Nadat het klantje in Bern zijn spullen had, restte mij nog een ander adresje, geheel aan de andere kant van dit kleine landje wat enige overeenkomsten vertoond met het dorpje van Asterix en Obelisk temidden van het, toen, zo grote Romeinse rijk, nu, temidden van het te zelfgenoegzame Europa.
Het dorpje was Appenzell, eigenlijk ook weer een afzonderlijk plekje in dit eigenwijze alpenland en het oude Dafje bracht mij er zonder mopperen naar toe, zoals hij mij al naar zoveel plekjes bracht en nog nooit gaf hij blijk moe te zijn.

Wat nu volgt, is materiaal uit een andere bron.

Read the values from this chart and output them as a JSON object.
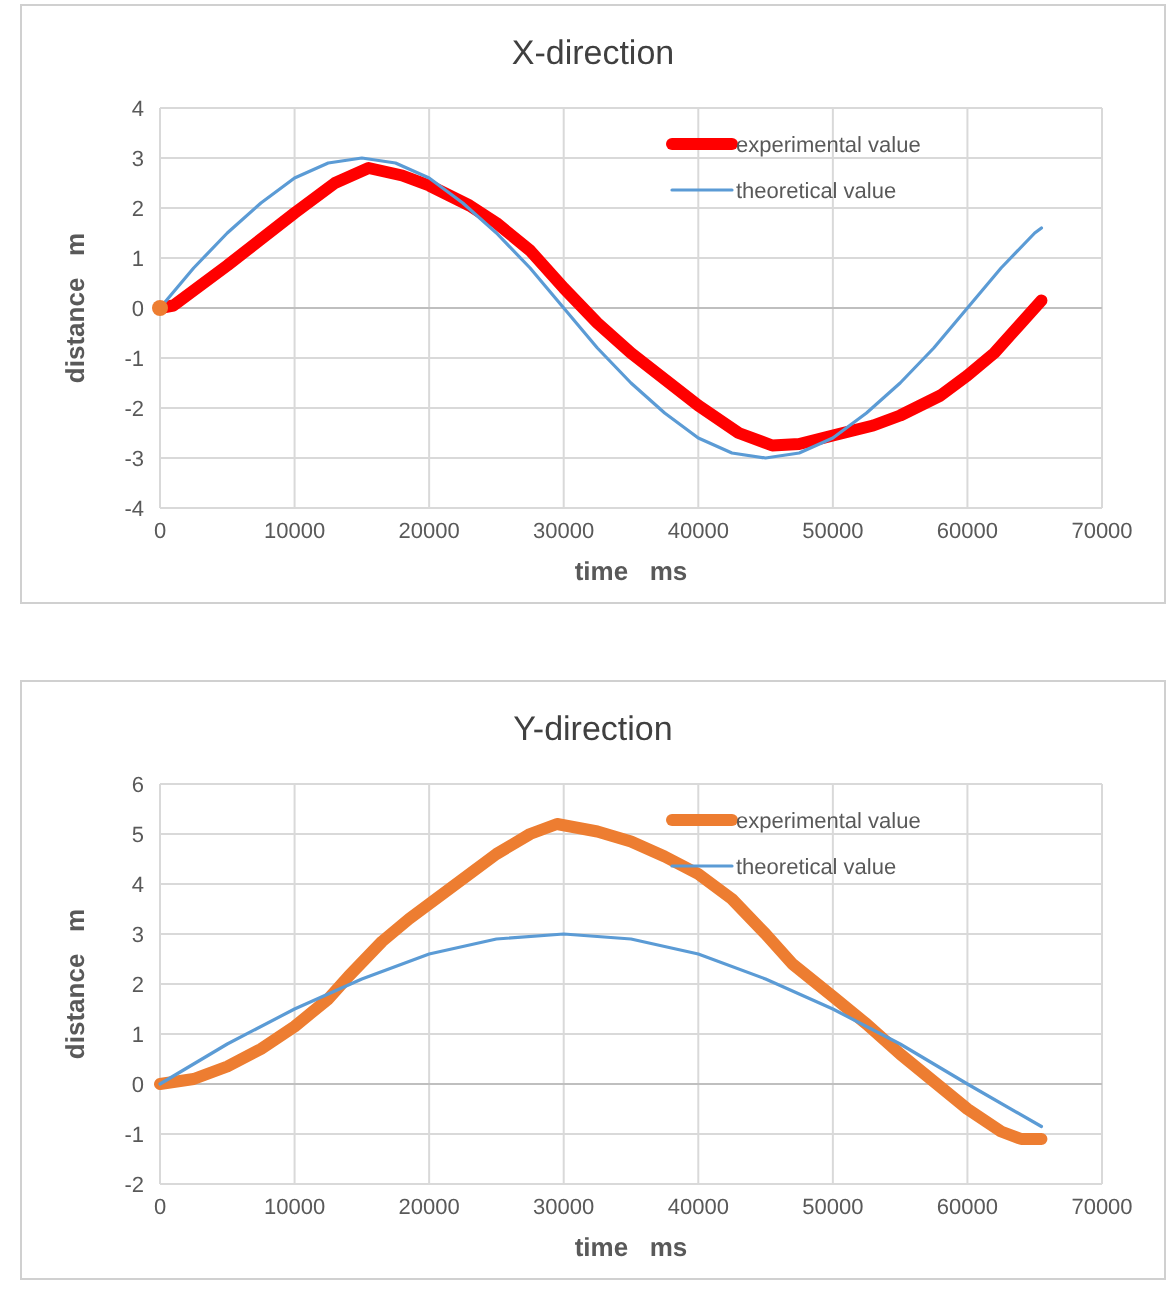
{
  "chart_data": [
    {
      "type": "line",
      "title": "X-direction",
      "xlabel": "time   ms",
      "ylabel": "distance   m",
      "xlim": [
        0,
        70000
      ],
      "ylim": [
        -4,
        4
      ],
      "xticks": [
        0,
        10000,
        20000,
        30000,
        40000,
        50000,
        60000,
        70000
      ],
      "yticks": [
        -4,
        -3,
        -2,
        -1,
        0,
        1,
        2,
        3,
        4
      ],
      "grid": true,
      "legend": "top right",
      "series": [
        {
          "name": "experimental value",
          "color": "#ff0000",
          "x": [
            0,
            1000,
            5000,
            10000,
            13000,
            15500,
            18000,
            20000,
            23000,
            25000,
            27500,
            30000,
            32500,
            35000,
            40000,
            43000,
            45500,
            47500,
            50000,
            53000,
            55000,
            58000,
            60000,
            62000,
            64000,
            65500
          ],
          "values": [
            0,
            0.05,
            0.85,
            1.9,
            2.5,
            2.8,
            2.65,
            2.45,
            2.05,
            1.7,
            1.15,
            0.4,
            -0.3,
            -0.9,
            -1.95,
            -2.5,
            -2.75,
            -2.72,
            -2.55,
            -2.35,
            -2.15,
            -1.75,
            -1.35,
            -0.9,
            -0.3,
            0.15
          ]
        },
        {
          "name": "theoretical value",
          "color": "#5b9bd5",
          "x": [
            0,
            2500,
            5000,
            7500,
            10000,
            12500,
            15000,
            17500,
            20000,
            22500,
            25000,
            27500,
            30000,
            32500,
            35000,
            37500,
            40000,
            42500,
            45000,
            47500,
            50000,
            52500,
            55000,
            57500,
            60000,
            62500,
            65000,
            65500
          ],
          "values": [
            0,
            0.8,
            1.5,
            2.1,
            2.6,
            2.9,
            3,
            2.9,
            2.6,
            2.1,
            1.5,
            0.8,
            0,
            -0.8,
            -1.5,
            -2.1,
            -2.6,
            -2.9,
            -3,
            -2.9,
            -2.6,
            -2.1,
            -1.5,
            -0.8,
            0,
            0.8,
            1.5,
            1.6
          ]
        },
        {
          "type": "scatter",
          "color": "#ed7d31",
          "x": [
            0
          ],
          "values": [
            0
          ]
        }
      ]
    },
    {
      "type": "line",
      "title": "Y-direction",
      "xlabel": "time   ms",
      "ylabel": "distance   m",
      "xlim": [
        0,
        70000
      ],
      "ylim": [
        -2,
        6
      ],
      "xticks": [
        0,
        10000,
        20000,
        30000,
        40000,
        50000,
        60000,
        70000
      ],
      "yticks": [
        -2,
        -1,
        0,
        1,
        2,
        3,
        4,
        5,
        6
      ],
      "grid": true,
      "legend": "top right",
      "series": [
        {
          "name": "experimental value",
          "color": "#ed7d31",
          "x": [
            0,
            2500,
            5000,
            7500,
            10000,
            12500,
            14000,
            16500,
            18500,
            20000,
            22500,
            25000,
            27500,
            29500,
            32500,
            35000,
            37500,
            40000,
            42500,
            45000,
            47000,
            50000,
            52500,
            55000,
            57500,
            60000,
            62500,
            64000,
            65500
          ],
          "values": [
            0,
            0.1,
            0.35,
            0.7,
            1.15,
            1.7,
            2.15,
            2.85,
            3.3,
            3.6,
            4.1,
            4.6,
            5,
            5.2,
            5.05,
            4.85,
            4.55,
            4.2,
            3.7,
            3,
            2.4,
            1.75,
            1.2,
            0.6,
            0.05,
            -0.5,
            -0.95,
            -1.1,
            -1.1
          ]
        },
        {
          "name": "theoretical value",
          "color": "#5b9bd5",
          "x": [
            0,
            5000,
            10000,
            15000,
            20000,
            25000,
            30000,
            35000,
            40000,
            45000,
            50000,
            55000,
            60000,
            65500
          ],
          "values": [
            0,
            0.8,
            1.5,
            2.1,
            2.6,
            2.9,
            3,
            2.9,
            2.6,
            2.1,
            1.5,
            0.8,
            0,
            -0.85
          ]
        }
      ]
    }
  ]
}
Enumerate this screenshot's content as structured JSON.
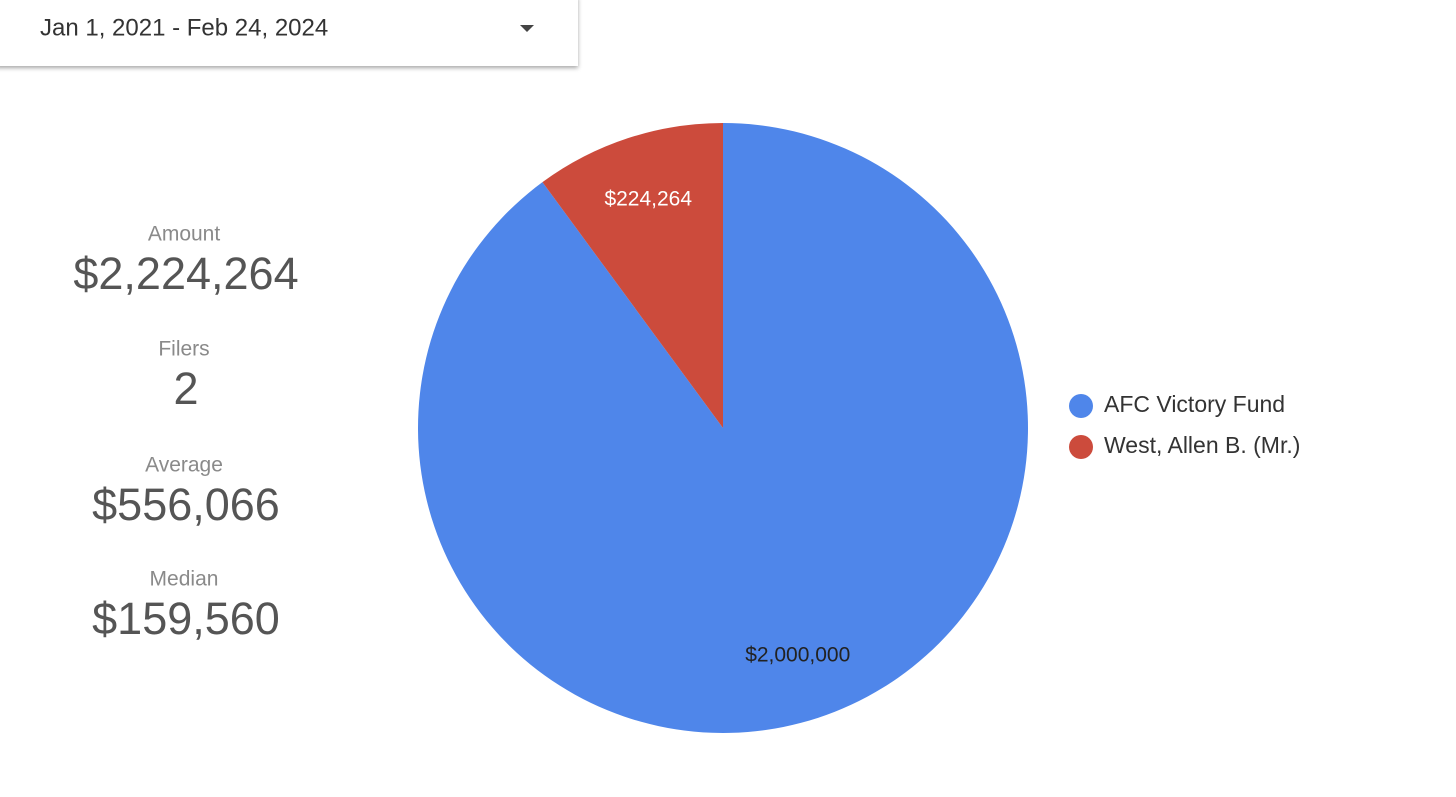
{
  "date_range": "Jan 1, 2021 - Feb 24, 2024",
  "scorecards": [
    {
      "label": "Amount",
      "value": "$2,224,264"
    },
    {
      "label": "Filers",
      "value": "2"
    },
    {
      "label": "Average",
      "value": "$556,066"
    },
    {
      "label": "Median",
      "value": "$159,560"
    }
  ],
  "chart_data": {
    "type": "pie",
    "categories": [
      "AFC Victory Fund",
      "West, Allen B. (Mr.)"
    ],
    "values": [
      2000000,
      224264
    ],
    "value_labels": [
      "$2,000,000",
      "$224,264"
    ],
    "colors": [
      "#4f86ea",
      "#cc4b3c"
    ],
    "legend": "right"
  }
}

Ach, in onze drukke, kletsende, humanocentrische tijd is er toch totaal geen oog voor, geen oog voor wat ik daarna nog zag, het relief van de wolken, de onstuimige luchten, de omgeving, ik zie, dat ze steeds meer gaan lijken op landschappen van Carel Willink, zoals op de doeken van de stervende Galliër en de verlaten stad, op de weg van Appenzell naar Herisau, van Herisau naar Bischofszell.
De nieuwe wereld, waar we in terecht zijn gekomen, wellicht de laatste tijd, een laatste tijd, ik aarzel een weinig.
Na Bischofszell de afdaling naar de Bodensee, in de diepte Kreuzlingen en Konstanz en als ik naar rechts kijk een schitterende witte bergrug beschenen door een melkerig zonnetje.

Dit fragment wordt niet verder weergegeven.